Some bestselling health books reflect a breakthrough in marketing rather than medicine, critics say. On CBS This Morning, Dr. John Renner of the National Council for Reliable Health Information had some suggestions for judging a health book by its cover.
Dr. Renner suggests you check these criteria before purchasing a health book or following its advice:
- The doctor's credentials, if it's even written by a doctor. If the author is a brain surgeon and is writing about nutrition, approach the information with some skepticism.
- The hospital or organization with which the author is affiliated. Is it nationally known, credible institution?
- Does the book recommend ignoring or rejecting conventional medicine? If so, be careful.
- Does the book cover contain misleading or hyped up promises? If it looks too good to be true, it probably is.

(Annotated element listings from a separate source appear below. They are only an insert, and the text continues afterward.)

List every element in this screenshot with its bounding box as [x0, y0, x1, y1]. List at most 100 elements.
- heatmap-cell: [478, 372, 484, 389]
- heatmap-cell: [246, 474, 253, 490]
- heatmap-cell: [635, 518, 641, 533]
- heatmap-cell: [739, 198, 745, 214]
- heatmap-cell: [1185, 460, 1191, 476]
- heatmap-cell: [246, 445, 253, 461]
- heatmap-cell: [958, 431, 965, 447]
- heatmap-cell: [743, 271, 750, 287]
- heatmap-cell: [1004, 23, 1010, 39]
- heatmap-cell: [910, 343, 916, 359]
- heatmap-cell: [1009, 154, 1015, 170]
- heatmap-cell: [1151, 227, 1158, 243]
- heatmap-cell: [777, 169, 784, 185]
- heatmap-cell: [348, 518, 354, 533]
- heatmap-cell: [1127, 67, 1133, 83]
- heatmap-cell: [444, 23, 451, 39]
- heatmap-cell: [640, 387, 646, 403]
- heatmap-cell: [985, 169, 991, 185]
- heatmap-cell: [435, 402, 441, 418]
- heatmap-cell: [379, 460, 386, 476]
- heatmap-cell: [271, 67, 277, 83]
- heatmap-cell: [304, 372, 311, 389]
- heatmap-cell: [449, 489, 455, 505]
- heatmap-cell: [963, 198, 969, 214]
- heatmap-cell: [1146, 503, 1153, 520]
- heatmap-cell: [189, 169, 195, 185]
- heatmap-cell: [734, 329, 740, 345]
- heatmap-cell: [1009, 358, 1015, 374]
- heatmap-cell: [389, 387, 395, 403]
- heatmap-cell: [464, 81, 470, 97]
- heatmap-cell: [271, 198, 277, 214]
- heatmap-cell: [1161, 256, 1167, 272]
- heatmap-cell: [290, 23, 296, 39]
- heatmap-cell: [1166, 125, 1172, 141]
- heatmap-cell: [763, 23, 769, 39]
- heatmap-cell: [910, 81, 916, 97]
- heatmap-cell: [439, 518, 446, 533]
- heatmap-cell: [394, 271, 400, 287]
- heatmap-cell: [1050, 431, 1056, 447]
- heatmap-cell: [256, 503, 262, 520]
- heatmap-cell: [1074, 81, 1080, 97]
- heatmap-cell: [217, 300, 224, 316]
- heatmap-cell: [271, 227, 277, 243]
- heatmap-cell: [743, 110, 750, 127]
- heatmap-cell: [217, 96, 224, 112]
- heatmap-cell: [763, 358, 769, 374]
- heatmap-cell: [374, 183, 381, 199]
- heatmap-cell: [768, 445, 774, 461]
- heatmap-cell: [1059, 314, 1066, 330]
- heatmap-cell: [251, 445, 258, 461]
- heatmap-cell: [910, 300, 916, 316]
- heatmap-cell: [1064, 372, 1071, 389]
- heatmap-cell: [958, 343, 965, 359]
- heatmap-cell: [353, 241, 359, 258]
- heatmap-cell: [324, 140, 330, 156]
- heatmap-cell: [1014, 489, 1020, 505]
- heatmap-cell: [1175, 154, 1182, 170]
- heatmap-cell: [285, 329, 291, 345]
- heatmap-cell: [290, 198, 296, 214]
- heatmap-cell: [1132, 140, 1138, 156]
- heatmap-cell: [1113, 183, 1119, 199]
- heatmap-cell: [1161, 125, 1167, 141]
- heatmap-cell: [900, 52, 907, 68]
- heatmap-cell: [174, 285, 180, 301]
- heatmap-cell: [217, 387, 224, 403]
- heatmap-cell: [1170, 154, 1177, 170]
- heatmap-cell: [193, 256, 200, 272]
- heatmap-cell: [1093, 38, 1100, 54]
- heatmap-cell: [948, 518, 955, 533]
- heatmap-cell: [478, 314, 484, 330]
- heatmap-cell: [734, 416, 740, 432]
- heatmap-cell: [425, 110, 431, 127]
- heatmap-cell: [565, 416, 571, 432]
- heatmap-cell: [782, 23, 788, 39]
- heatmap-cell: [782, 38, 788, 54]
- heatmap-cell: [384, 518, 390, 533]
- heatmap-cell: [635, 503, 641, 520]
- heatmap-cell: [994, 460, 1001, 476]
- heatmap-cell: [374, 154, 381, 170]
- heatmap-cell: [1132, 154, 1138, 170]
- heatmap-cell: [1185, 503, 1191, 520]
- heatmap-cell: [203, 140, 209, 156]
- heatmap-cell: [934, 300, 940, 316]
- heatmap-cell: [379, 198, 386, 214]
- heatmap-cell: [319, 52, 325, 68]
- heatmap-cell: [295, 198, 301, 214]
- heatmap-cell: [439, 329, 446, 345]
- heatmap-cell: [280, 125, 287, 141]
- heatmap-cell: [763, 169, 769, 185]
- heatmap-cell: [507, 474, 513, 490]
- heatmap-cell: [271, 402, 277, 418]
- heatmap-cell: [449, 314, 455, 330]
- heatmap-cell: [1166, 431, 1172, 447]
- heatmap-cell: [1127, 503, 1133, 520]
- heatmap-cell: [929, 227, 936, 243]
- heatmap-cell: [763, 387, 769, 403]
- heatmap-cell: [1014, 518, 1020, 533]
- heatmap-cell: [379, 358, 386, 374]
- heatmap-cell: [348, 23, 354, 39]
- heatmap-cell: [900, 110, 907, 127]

- Are the studies cited based on rats or other animals, or were they conducted with human subjects?
Here are a few examples:
Dr. Bob Arnot's book, The Breast Cancer Prevention Diet, contains some good information, Renner says, but the title is misleading: "I think he realizes that shouldn't have been the title," Renner says. "Nutrition is important in the prevention of cancer, but it's not the only answer. His book makes it much too simplistic."
Another bestseller, Sugar Busters by H. Leighton Steward et al, suggests eliminating carrots and potatoes from your diet. That leaves some nutritionists puzzled. Renner says the lead author is a businessman and the lead doctor is a cardiac surgeon, not a nutrition expert. That should make you somewhat cautious about its recommendations.
"I think we really need to look and see what the references are, whether there have been control studies, and whether it really makes sense in view of what we know about the way sugar is metabolized," says Renner.
Another book, The Pain Relief Breakthrough: The Power of Magnets by Dr. Julian Whitaker has also been criticized. There is anecdotal evidence for the use of magnets, Renner says, but few clinical studies on the subject.
Renner advises: "If a book is a mixture of nutrition and magnets and lifestyle, exercise, et cetera, some of it makes sense. But I would say we don't have the evidence for it. One of the lead authors is trying to market magnets through her site on the Internet."
Even books written by credible physicians need to be carefully viewed, says Renner. They may not knock conventional care, he explains, but often they still may contain claims that aren't backed up by good science.
"There is a tremendous amount of freedom of press, which we believe in," Renner says,"but it means we all have to become very much more critical in our analysis and our thinking."